I ripped it all out, and tried again.
On the second pass the zipper looked better, but still not great. I decided to call it a night and pack it in, and as I was cleaning up my sewing mess, I noticed that the invisible zipper came with instructions. Hmm . . . So, hoping the third time would be the charm, I ripped again. Between trying to fit the dress to my daughter, and getting the zipper installed correctly so the back seam was smooth when zipped up, it actually took five or six tries.
Here's what I learned in the process:
1. Read the directions that came with the zipper. This sounds basic, and it is. I'm more of a visual learner, so sometimes I gloss over this step. However, as it turns out, the directions that came with the zipper were more specific and easier to follow than any videos I watched.
2. You may have to alter the pattern directions to suit the zipper you are using. The dress pattern I used called for a regular zipper, which in turn called for a different method of sewing the zipper into the back seam. With an invisible zipper, you finish sewing the rest of the seam AFTER you've sewn in the zipper. When I make this dress again, I'm going to baste the back seam for the fitting, and open it up again when I install the invisible zipper for a nice, smooth finish.
3. Use the invisible (or concealed) zipper foot made for your machine.

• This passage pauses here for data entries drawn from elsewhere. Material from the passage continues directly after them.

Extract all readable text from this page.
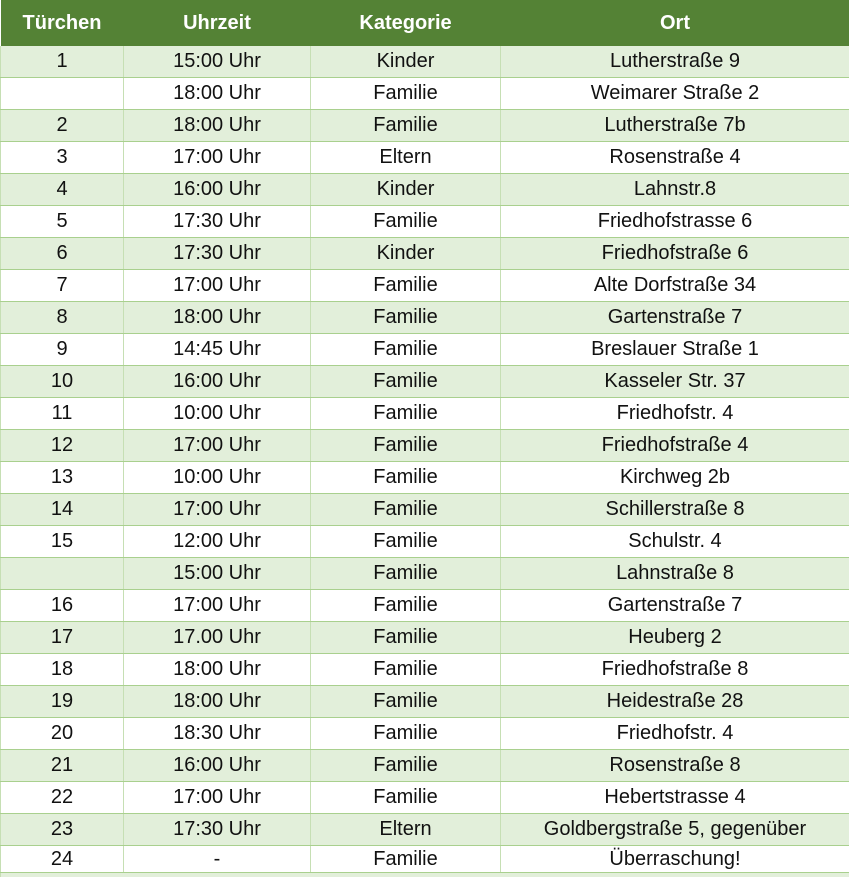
Türchen	Uhrzeit	Kategorie	Ort
1	15:00 Uhr	Kinder	Lutherstraße 9
	18:00 Uhr	Familie	Weimarer Straße 2
2	18:00 Uhr	Familie	Lutherstraße 7b
3	17:00 Uhr	Eltern	Rosenstraße 4
4	16:00 Uhr	Kinder	Lahnstr.8
5	17:30 Uhr	Familie	Friedhofstrasse 6
6	17:30 Uhr	Kinder	Friedhofstraße 6
7	17:00 Uhr	Familie	Alte Dorfstraße 34
8	18:00 Uhr	Familie	Gartenstraße 7
9	14:45 Uhr	Familie	Breslauer Straße 1
10	16:00 Uhr	Familie	Kasseler Str. 37
11	10:00 Uhr	Familie	Friedhofstr. 4
12	17:00 Uhr	Familie	Friedhofstraße 4
13	10:00 Uhr	Familie	Kirchweg 2b
14	17:00 Uhr	Familie	Schillerstraße 8
15	12:00 Uhr	Familie	Schulstr. 4
	15:00 Uhr	Familie	Lahnstraße 8
16	17:00 Uhr	Familie	Gartenstraße 7
17	17.00 Uhr	Familie	Heuberg 2
18	18:00 Uhr	Familie	Friedhofstraße 8
19	18:00 Uhr	Familie	Heidestraße 28
20	18:30 Uhr	Familie	Friedhofstr. 4
21	16:00 Uhr	Familie	Rosenstraße 8
22	17:00 Uhr	Familie	Hebertstrasse 4
23	17:30 Uhr	Eltern	Goldbergstraße 5, gegenüber
24	-	Familie	Überraschung!
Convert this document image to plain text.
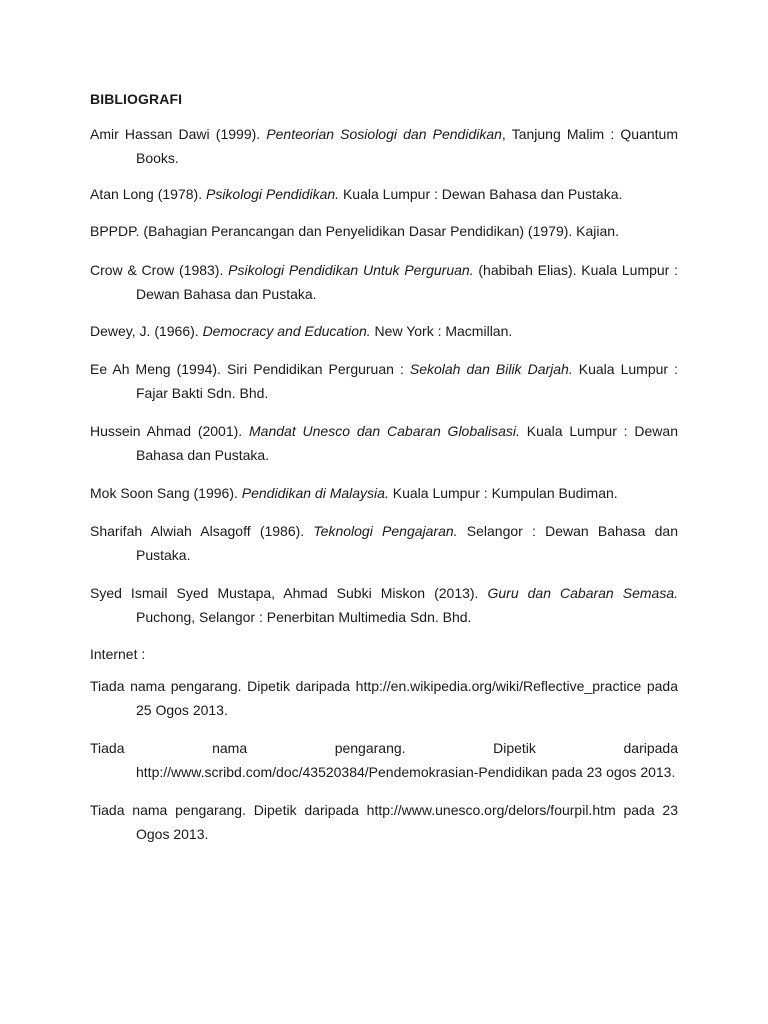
BIBLIOGRAFI
Amir Hassan Dawi (1999). Penteorian Sosiologi dan Pendidikan, Tanjung Malim : Quantum Books.
Atan Long (1978). Psikologi Pendidikan. Kuala Lumpur : Dewan Bahasa dan Pustaka.
BPPDP. (Bahagian Perancangan dan Penyelidikan Dasar Pendidikan) (1979). Kajian.
Crow & Crow (1983). Psikologi Pendidikan Untuk Perguruan. (habibah Elias). Kuala Lumpur : Dewan Bahasa dan Pustaka.
Dewey, J. (1966). Democracy and Education. New York : Macmillan.
Ee Ah Meng (1994). Siri Pendidikan Perguruan : Sekolah dan Bilik Darjah. Kuala Lumpur : Fajar Bakti Sdn. Bhd.
Hussein Ahmad (2001). Mandat Unesco dan Cabaran Globalisasi. Kuala Lumpur : Dewan Bahasa dan Pustaka.
Mok Soon Sang (1996). Pendidikan di Malaysia. Kuala Lumpur : Kumpulan Budiman.
Sharifah Alwiah Alsagoff (1986). Teknologi Pengajaran. Selangor : Dewan Bahasa dan Pustaka.
Syed Ismail Syed Mustapa, Ahmad Subki Miskon (2013). Guru dan Cabaran Semasa. Puchong, Selangor : Penerbitan Multimedia Sdn. Bhd.
Internet :
Tiada nama pengarang. Dipetik daripada http://en.wikipedia.org/wiki/Reflective_practice pada 25 Ogos 2013.
Tiada nama pengarang. Dipetik daripada http://www.scribd.com/doc/43520384/Pendemokrasian-Pendidikan pada 23 ogos 2013.
Tiada nama pengarang. Dipetik daripada http://www.unesco.org/delors/fourpil.htm pada 23 Ogos 2013.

Another one may work, if it is adjustable, but the proper one will work better and make the job easier.
4. Baste the zipper (and the rest of the seam) in place first, try the garment on to make sure it fits, and that it looks smooth when zipped. That way, if any corrections need to be made, the task of ripping will be much quicker, and a lot less frustrating! Ask me how I know. ;~) When you're satisfied with the fit and appearance, stitch the zipper in place and finish the seam.